End of an Era

Aug 12, 2009 16:53

A woman I worked with for 4 years, Madge, passed this weekend.  She started working there the year I was born(for those keeping track, 35 years ago.)  Since then, she had been a keystone of the community.  She was fastidious and had high expectations of everyone but, at the same time, could exude love and caring.

One of my fondest memories of her was when she was about to leave me in charge of the Meetinghouse for a Talent Show.  She told me the alarm code, all the rules, how to turn off the lights, etc.  I thanked her and held my hand outstretched for the keys and she just kept staring at me as if she was forgetting something.  She held out the keys but was not relinquishing them.  I smiled and said,"No wild parties mom, I promise."  Her face transformed itself into a smile as she let go.

I always wanted to please her.  After all of the events I was responsible for I would clean and then look the place over thinking, "Madge will be relieved when she sees how much care I took."  Every light I turned out, every thermostat I turned down (or up) before leaving, every window I checked was, in part, for her.

The school is a part of the meeting and they were both a part of her.  You saw it in the responsibilities she would take, the gentle reminders to turn the copier's toner to low, the endless cups of peppermint tea, the years and years of service above and beyond the call of duty.  She was the one we turned to for the answers, she was the one we knew would be there, no matter what.

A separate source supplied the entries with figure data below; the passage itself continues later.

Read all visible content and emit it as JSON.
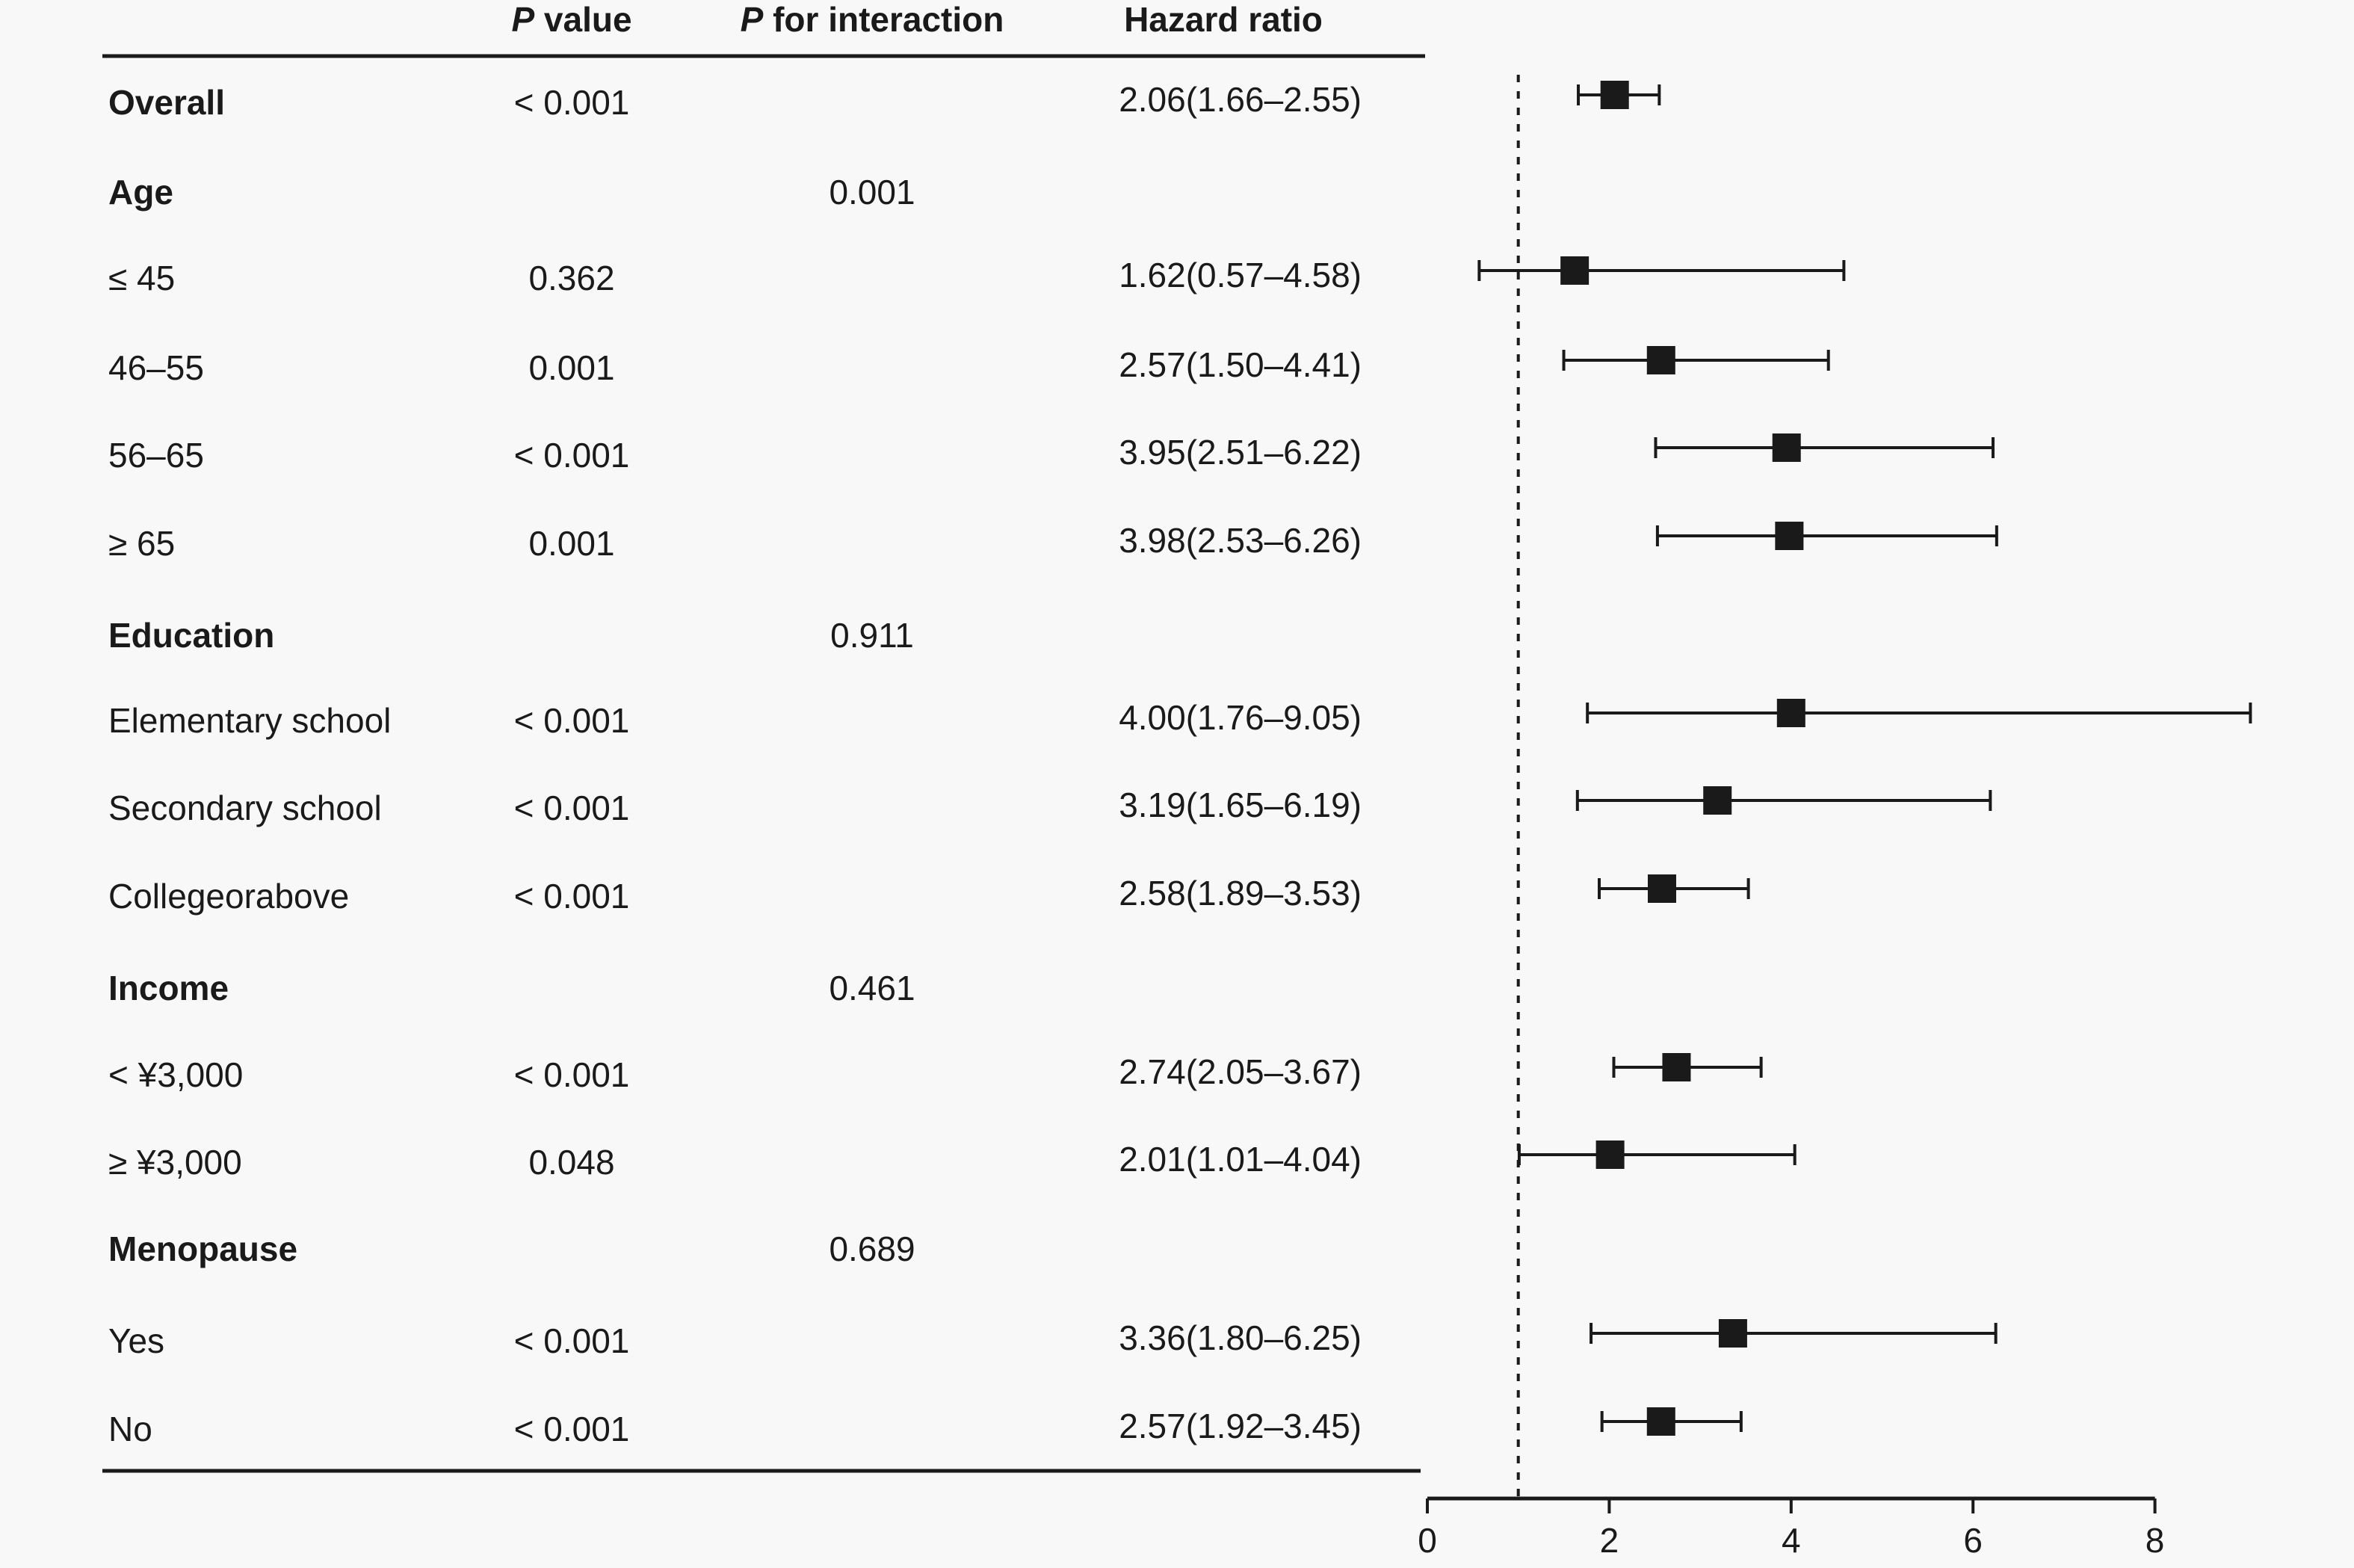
{
  "chart_data": {
    "type": "forest",
    "headers": {
      "pvalue": [
        "P",
        " value"
      ],
      "pinteraction": [
        "P",
        " for interaction"
      ],
      "hr": "Hazard ratio"
    },
    "reference_line": 1,
    "xlim": [
      0,
      8
    ],
    "xticks": [
      "0",
      "2",
      "4",
      "6",
      "8"
    ],
    "rows": [
      {
        "label": "Overall",
        "bold": true,
        "p": "< 0.001",
        "pint": "",
        "hr_text": "2.06(1.66–2.55)",
        "hr": 2.06,
        "lo": 1.66,
        "hi": 2.55
      },
      {
        "label": "Age",
        "bold": true,
        "p": "",
        "pint": "0.001",
        "hr_text": ""
      },
      {
        "label": "≤ 45",
        "bold": false,
        "p": "0.362",
        "pint": "",
        "hr_text": "1.62(0.57–4.58)",
        "hr": 1.62,
        "lo": 0.57,
        "hi": 4.58
      },
      {
        "label": "46–55",
        "bold": false,
        "p": "0.001",
        "pint": "",
        "hr_text": "2.57(1.50–4.41)",
        "hr": 2.57,
        "lo": 1.5,
        "hi": 4.41
      },
      {
        "label": "56–65",
        "bold": false,
        "p": "< 0.001",
        "pint": "",
        "hr_text": "3.95(2.51–6.22)",
        "hr": 3.95,
        "lo": 2.51,
        "hi": 6.22
      },
      {
        "label": "≥ 65",
        "bold": false,
        "p": "0.001",
        "pint": "",
        "hr_text": "3.98(2.53–6.26)",
        "hr": 3.98,
        "lo": 2.53,
        "hi": 6.26
      },
      {
        "label": "Education",
        "bold": true,
        "p": "",
        "pint": "0.911",
        "hr_text": ""
      },
      {
        "label": "Elementary school",
        "bold": false,
        "p": "< 0.001",
        "pint": "",
        "hr_text": "4.00(1.76–9.05)",
        "hr": 4.0,
        "lo": 1.76,
        "hi": 9.05
      },
      {
        "label": "Secondary school",
        "bold": false,
        "p": "< 0.001",
        "pint": "",
        "hr_text": "3.19(1.65–6.19)",
        "hr": 3.19,
        "lo": 1.65,
        "hi": 6.19
      },
      {
        "label": "Collegeorabove",
        "bold": false,
        "p": "< 0.001",
        "pint": "",
        "hr_text": "2.58(1.89–3.53)",
        "hr": 2.58,
        "lo": 1.89,
        "hi": 3.53
      },
      {
        "label": "Income",
        "bold": true,
        "p": "",
        "pint": "0.461",
        "hr_text": ""
      },
      {
        "label": "< ¥3,000",
        "bold": false,
        "p": "< 0.001",
        "pint": "",
        "hr_text": "2.74(2.05–3.67)",
        "hr": 2.74,
        "lo": 2.05,
        "hi": 3.67
      },
      {
        "label": "≥ ¥3,000",
        "bold": false,
        "p": "0.048",
        "pint": "",
        "hr_text": "2.01(1.01–4.04)",
        "hr": 2.01,
        "lo": 1.01,
        "hi": 4.04
      },
      {
        "label": "Menopause",
        "bold": true,
        "p": "",
        "pint": "0.689",
        "hr_text": ""
      },
      {
        "label": "Yes",
        "bold": false,
        "p": "< 0.001",
        "pint": "",
        "hr_text": "3.36(1.80–6.25)",
        "hr": 3.36,
        "lo": 1.8,
        "hi": 6.25
      },
      {
        "label": "No",
        "bold": false,
        "p": "< 0.001",
        "pint": "",
        "hr_text": "2.57(1.92–3.45)",
        "hr": 2.57,
        "lo": 1.92,
        "hi": 3.45
      }
    ],
    "colors": {
      "ink": "#1a1a1a",
      "background": "#f8f8f8"
    }
  }
}
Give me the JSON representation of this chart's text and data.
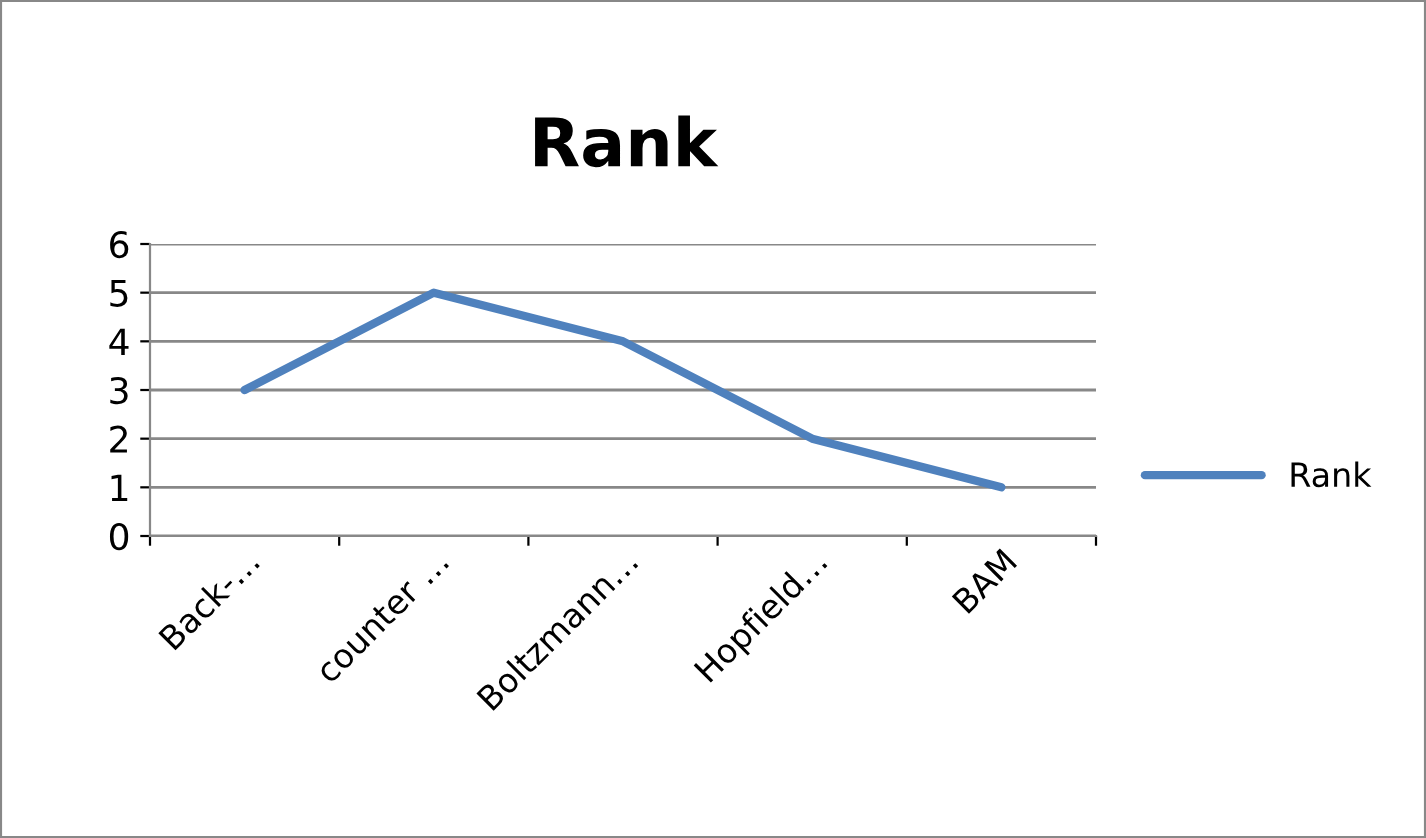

And suddenly, without warning, she isn't.

She did everything right.  She ate right, she exercised, she took health seriously and lived life simply, but fully.  A heart attack? WTF?

My connection to her was not a tremendously strong one so why am I mourning her so hard?  I've searched myself for the answer to that one and the best thing I can come to is this...

With Madge, I feel like there is so much that should have been.  She had an honest and peaceful life dedicated to the service of others and just retired.  If things made sense she should have had many more years to enjoy with her devoted husband and family.  But, things don't make sense and I start thinking of other things that should have been but never will.

Ahhhhh....depression.  *sigh*

So, after the mourning there is the rest of the day.  Knowing Madge, she would want us all to live it....as long as the toner setting is on low and the lights are turned off when everybody leaves.